Millions face starvation in Ethiopia, Somalia and Afghanistan
The United Nations has warned that millions of people face life threatening shortages of food, aggravated by the global food price crisis, in drought stricken Ethiopia, Somalia, and Afghanistan. Emergency humanitarian aid is desperately needed to avert another calamity, the UN says.
John Holmes, the UN's emergency relief coordinator, said that 4.6 million people are in need of help in Ethiopia, including 75 000 children suffering from acute malnutrition. "Urgent intervention" was needed to save their lives, he said.
The food agency is currently providing emergency assistance to 3.2 million people in Ethiopia but said it will scale up the assistance. It added, however, that it "urgently needs additional contributions to reach all those in need."
The agency said it will also support the Ethiopian government "in supplying emergency nutritional support to 750 000 of those most vulnerable, including children, pregnant mothers and HIV and AIDS patients.
In addition to distributing million of litres of water each day to nearly half a million people in more than 400 locations, the Red Cross said that it had also provided one month food rations to 100 000 people and stepped up its support to Mogadishu's main hospitals.

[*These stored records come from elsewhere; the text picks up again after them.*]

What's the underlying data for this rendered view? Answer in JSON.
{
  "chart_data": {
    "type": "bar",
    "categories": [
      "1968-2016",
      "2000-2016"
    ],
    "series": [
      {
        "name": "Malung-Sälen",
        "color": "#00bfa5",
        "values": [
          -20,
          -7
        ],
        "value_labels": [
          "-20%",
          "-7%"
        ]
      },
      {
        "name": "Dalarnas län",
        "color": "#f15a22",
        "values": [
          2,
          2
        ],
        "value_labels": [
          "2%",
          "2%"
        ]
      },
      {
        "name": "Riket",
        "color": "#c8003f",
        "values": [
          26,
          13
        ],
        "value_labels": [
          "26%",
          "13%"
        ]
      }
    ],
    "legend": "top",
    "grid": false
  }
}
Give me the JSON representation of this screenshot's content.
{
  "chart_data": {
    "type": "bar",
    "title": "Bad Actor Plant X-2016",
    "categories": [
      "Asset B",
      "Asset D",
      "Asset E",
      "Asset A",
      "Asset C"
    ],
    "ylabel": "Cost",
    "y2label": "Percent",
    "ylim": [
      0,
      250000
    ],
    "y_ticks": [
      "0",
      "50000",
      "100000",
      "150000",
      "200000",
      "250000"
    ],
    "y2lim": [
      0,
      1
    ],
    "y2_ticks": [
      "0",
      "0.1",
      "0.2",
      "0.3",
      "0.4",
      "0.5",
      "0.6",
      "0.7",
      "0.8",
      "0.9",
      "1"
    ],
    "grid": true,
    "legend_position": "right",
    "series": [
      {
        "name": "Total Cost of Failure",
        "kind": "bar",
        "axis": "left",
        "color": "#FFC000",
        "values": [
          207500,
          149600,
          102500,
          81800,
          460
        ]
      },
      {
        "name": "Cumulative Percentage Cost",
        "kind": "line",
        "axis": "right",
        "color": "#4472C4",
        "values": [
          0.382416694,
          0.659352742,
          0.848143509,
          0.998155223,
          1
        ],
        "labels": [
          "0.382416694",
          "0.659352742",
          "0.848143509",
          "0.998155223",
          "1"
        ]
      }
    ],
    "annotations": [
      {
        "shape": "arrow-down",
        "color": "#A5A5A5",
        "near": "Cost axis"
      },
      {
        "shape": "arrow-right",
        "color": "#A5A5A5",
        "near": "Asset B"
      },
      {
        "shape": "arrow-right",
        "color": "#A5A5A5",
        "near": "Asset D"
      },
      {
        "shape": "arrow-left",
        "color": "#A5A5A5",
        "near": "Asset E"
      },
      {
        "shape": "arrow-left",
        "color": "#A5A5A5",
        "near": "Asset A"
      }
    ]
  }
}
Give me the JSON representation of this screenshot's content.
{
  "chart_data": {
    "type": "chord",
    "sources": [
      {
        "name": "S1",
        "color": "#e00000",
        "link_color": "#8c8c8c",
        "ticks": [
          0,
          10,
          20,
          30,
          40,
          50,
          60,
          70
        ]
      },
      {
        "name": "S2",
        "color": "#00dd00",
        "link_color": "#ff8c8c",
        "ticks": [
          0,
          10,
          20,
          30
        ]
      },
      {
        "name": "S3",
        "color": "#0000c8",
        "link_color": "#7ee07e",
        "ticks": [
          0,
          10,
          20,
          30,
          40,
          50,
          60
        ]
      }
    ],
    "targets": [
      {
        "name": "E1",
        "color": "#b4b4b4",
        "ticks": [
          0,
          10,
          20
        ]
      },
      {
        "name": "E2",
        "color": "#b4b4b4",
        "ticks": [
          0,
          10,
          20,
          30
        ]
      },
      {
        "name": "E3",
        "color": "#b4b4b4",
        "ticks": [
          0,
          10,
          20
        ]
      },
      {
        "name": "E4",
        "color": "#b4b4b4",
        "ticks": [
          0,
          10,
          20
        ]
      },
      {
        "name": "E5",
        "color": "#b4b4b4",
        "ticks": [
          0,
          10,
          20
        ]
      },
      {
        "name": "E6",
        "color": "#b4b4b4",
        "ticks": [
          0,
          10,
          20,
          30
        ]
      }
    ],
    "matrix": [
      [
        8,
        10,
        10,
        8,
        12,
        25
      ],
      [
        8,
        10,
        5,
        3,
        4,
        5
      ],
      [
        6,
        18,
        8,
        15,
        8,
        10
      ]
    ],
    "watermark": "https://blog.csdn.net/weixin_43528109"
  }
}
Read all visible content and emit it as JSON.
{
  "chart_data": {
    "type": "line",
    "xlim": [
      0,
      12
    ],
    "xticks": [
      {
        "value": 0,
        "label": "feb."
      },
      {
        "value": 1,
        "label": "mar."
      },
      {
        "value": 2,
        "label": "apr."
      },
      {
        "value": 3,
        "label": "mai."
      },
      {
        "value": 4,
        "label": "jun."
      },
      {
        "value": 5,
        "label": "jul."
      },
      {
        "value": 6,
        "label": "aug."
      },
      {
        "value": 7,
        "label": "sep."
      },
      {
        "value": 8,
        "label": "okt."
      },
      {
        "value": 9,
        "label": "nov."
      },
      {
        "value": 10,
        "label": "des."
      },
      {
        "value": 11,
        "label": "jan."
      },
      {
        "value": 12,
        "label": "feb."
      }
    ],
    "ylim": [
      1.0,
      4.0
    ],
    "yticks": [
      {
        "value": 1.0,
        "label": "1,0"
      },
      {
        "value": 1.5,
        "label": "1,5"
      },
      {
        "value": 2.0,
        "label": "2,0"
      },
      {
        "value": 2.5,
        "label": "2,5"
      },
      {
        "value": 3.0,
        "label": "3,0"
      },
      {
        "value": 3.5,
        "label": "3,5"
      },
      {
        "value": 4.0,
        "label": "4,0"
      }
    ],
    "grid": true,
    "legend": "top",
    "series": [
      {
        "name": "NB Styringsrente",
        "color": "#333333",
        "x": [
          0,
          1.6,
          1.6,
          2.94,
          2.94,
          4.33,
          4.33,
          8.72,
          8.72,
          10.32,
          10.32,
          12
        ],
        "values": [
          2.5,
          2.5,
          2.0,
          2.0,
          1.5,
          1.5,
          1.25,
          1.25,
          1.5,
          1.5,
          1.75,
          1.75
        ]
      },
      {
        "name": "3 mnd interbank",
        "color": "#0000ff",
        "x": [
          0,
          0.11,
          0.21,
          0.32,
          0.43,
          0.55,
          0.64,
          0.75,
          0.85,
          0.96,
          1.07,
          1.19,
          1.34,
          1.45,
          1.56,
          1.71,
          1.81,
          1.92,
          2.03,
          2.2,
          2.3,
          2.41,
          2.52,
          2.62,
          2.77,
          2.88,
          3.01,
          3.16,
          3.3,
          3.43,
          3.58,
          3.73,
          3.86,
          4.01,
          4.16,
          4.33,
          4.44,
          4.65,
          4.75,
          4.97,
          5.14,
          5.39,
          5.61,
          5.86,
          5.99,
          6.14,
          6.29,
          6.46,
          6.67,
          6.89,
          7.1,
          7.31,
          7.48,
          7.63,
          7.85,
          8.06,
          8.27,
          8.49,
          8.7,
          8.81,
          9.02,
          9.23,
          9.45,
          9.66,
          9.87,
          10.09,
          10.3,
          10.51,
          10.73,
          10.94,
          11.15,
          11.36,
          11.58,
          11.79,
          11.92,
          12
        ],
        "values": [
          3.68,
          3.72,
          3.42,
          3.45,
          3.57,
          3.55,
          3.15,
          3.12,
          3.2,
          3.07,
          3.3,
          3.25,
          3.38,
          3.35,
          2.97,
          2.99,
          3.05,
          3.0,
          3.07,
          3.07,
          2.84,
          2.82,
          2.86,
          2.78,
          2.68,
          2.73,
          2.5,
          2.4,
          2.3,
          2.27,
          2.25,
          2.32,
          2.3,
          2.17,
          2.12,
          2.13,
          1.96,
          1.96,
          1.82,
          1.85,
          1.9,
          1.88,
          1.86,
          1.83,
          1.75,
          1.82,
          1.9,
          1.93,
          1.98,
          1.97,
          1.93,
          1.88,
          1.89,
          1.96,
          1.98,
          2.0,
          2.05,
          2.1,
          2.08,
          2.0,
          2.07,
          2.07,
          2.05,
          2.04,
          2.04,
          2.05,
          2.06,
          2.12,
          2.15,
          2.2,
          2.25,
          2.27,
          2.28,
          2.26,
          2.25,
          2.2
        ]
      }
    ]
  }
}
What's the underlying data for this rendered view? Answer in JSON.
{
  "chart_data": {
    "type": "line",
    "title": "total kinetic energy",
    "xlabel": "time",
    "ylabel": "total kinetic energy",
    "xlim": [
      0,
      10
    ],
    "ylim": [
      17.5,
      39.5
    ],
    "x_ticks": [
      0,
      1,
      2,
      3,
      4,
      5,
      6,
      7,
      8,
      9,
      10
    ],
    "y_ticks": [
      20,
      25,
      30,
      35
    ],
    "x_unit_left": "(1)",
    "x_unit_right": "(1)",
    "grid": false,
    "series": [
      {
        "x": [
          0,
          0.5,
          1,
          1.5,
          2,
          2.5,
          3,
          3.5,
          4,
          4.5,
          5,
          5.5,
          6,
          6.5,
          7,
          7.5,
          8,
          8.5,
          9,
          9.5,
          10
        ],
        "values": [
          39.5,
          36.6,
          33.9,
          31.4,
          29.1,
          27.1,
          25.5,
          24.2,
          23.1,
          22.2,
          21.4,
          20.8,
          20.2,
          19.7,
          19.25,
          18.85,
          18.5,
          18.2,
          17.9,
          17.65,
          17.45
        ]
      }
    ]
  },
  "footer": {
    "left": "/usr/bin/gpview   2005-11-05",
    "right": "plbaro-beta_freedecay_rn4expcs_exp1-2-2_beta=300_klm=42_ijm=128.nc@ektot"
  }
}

Since January, the Red Cross said, 1300 people wounded by weaponry had been admitted to those hospitals, a third of them women and children.
Meanwhile the humanitarian situation was also worsening in Afghanistan, Sir John said, adding that 4.5 million people there, including more than half a million women and children younger than 5 years old, were in need of extra food supplies because of the drought in the northern part of the country and a spike in food prices.
He also condemned attacks against truck food convoys near Kandahar, where much of the food had been burned.